Despite his professed laconism, Brown himself has spoken eloquently about this situation and his personal experience. During the Black Lives Matter demonstrations in 2020, he recounted in a video the discrimination he had suffered throughout his life, including in the military. The video, released while his confirmation as head of the Air Force was still pending, went viral, especially among U.S. troops.

“I think of the protests in my country (…), the equality expressed in our Declaration of Independence and the Constitution that I have sworn to support and defend throughout my adult life. I think of a history of racial issues and my own experiences, which did not always brim with freedom and equality,” he explained in that video after a massive outrage erupted following the death of George Floyd, an African-American citizen, who was choked to death by police officers in Minneapolis.

In his own case, he “was the only African American in my squadron and, as a senior officer, the only African American in the room,” he recalled at the time. Brown also recalled how he had to “work twice as hard” as his white peers “to prove that the expectations and perceptions (by his superiors and his comrades) about African-Americans were baseless.”
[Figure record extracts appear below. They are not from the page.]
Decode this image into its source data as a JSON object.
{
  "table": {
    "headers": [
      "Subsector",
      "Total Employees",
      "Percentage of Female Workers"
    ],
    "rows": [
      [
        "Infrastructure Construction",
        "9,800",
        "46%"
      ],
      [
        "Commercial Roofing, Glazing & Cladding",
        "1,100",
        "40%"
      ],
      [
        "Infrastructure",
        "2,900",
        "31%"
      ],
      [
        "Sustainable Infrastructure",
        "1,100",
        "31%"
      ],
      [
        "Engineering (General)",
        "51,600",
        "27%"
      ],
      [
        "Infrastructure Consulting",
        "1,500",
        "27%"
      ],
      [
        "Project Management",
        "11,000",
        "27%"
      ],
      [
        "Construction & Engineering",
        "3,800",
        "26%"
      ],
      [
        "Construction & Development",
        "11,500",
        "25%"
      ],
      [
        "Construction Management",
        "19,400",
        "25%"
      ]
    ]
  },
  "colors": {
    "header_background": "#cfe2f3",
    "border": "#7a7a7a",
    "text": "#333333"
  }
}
Brown is also an advocate of the need for changes in the Air Force and, by extension, the entire U.S. military to strengthen its capabilities and respond to modernization by its rivals. In 2020 he published a strategic memorandum under the title “Accelerate Change or Lose,” in which he warns against complacency and the idea that U.S. air superiority is guaranteed in the event of a conflict.

In the document, the general “stresses that U.S. adversaries are actively developing their own capabilities to respond directly and to reverse supposed U.S. strengths,” recalls Delharty Manson, also of the Atlantic Council. “He is always thinking about the theater of operations of the future.”